Bram pun bersikap santai tanpa rasa takut karena sudah sering memainkan ponsel Thoth.

"Ada pesan dari Horus, boleh ku baca?" Tanya Bram.

Thoth mengangguk memberi lampu hijau pada Bram.

"Dia bilang ingin bertemu jam 4 sore nanti, ada Vider, Osiris, dan Samael juga. Oh! Sejak kapan kau dekat dengan mereka?"

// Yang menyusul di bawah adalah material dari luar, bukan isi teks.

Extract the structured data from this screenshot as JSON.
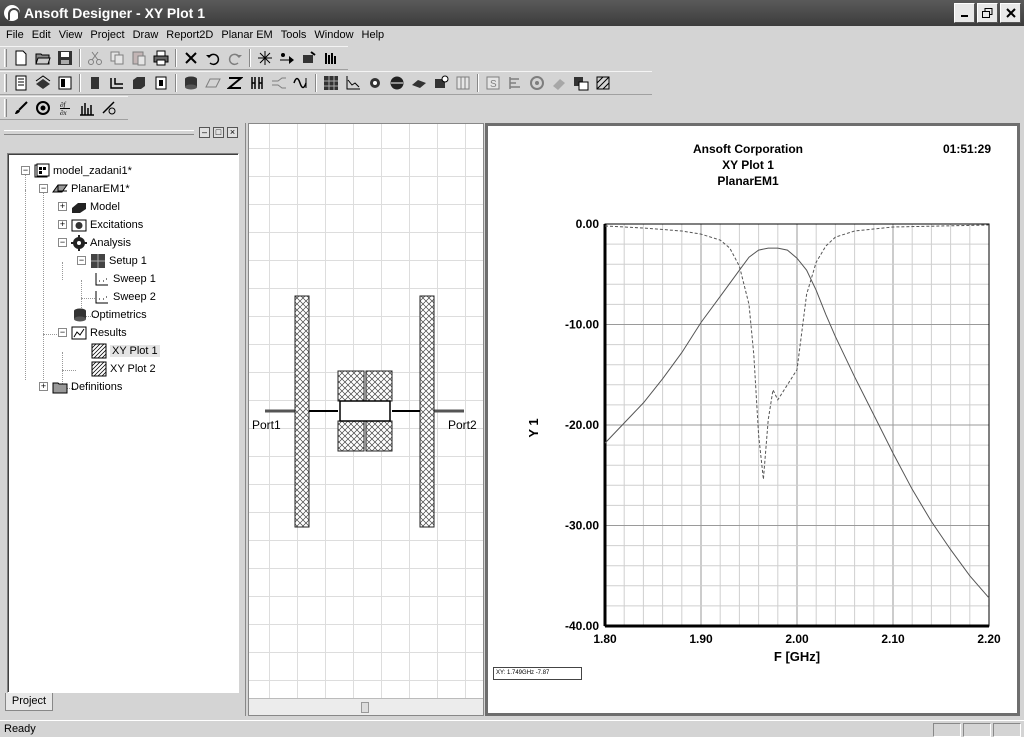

Thoth bergeming sebentar sebelum menghela napas menetralkan jantungnya yang sedang berpacu lebih cepat dari biasanya.

"Belum lama juga. Kenapa? Mau ku kenalkan?" Tanyanya menaikan sebelah alis. Jawaban dari Bram adalah gelengan dan tersenyum haru.

"Ah tidak! Aku hanya bersyukur akhirnya kau punya teman selain Heimdall. Bahkan temanmu itu merupakan seorang ketua organisasi kesiswaan, aku jadi terharu." Bram berpura-pura menghapus air mata. Thoth bereaksi seperti biasa, menatap datar sepupunya itu.

"Kau tidak takut aku mengambil temanmu, Vider?" Tanya Thoth.

Bram melipat tangannya di depan dan menyandarkannya pada bantal. "Tidak. Malahan lebih bagus kau berteman dengan Vider, dia orang ceria dan penuh semangat. Mungkin dengan kehadiran dia, kau bisa menjadi pribadi lebih baik dari sebelum-sebelumnya. Menjadi seorang yang akan melupakan keangkuhan dan menyapa publik dengan bakatmu. Jika kau bisa begitu, suara indahmu akan di kenal dunia, Thoth. Aku yakin!" Seru Bram tersenyum manis.

Thoth ikut menarik sudut bibirnya. "Ya, ku pikir itu ide bagus."

"Jadi, kau akan segera pergi dua jam lagi?" Tanya Bram.

Thoth mengangguk. "Ya, tapi sepertinya aku akan pergi lima menit sebelum jam 4 nanti, biarlah mereka menunggu. Toh, mereka juga yang perlu dengan ku."

Bram menggeleng pelan mendengar ucapan dari adik sepupunya itu. Lima belas menit kemudian, Thoth menyelesaikan kegiatannya dengan bersimbah keringat.

"Apa komputer ini masih bisa menyala?" Tanya Thoth menyerahkannya kepada Bram.

Dia membersihkan sisa-sisa debu yang ikut menempel di baju. Karena tidak kunjung menghilang, Thoth membuka bajunya dan memakai baju baru.

"Akan ku coba nyalakan, semoga saja bisa. Hitung-hitung menggantikan laptopmu," sahut Bram.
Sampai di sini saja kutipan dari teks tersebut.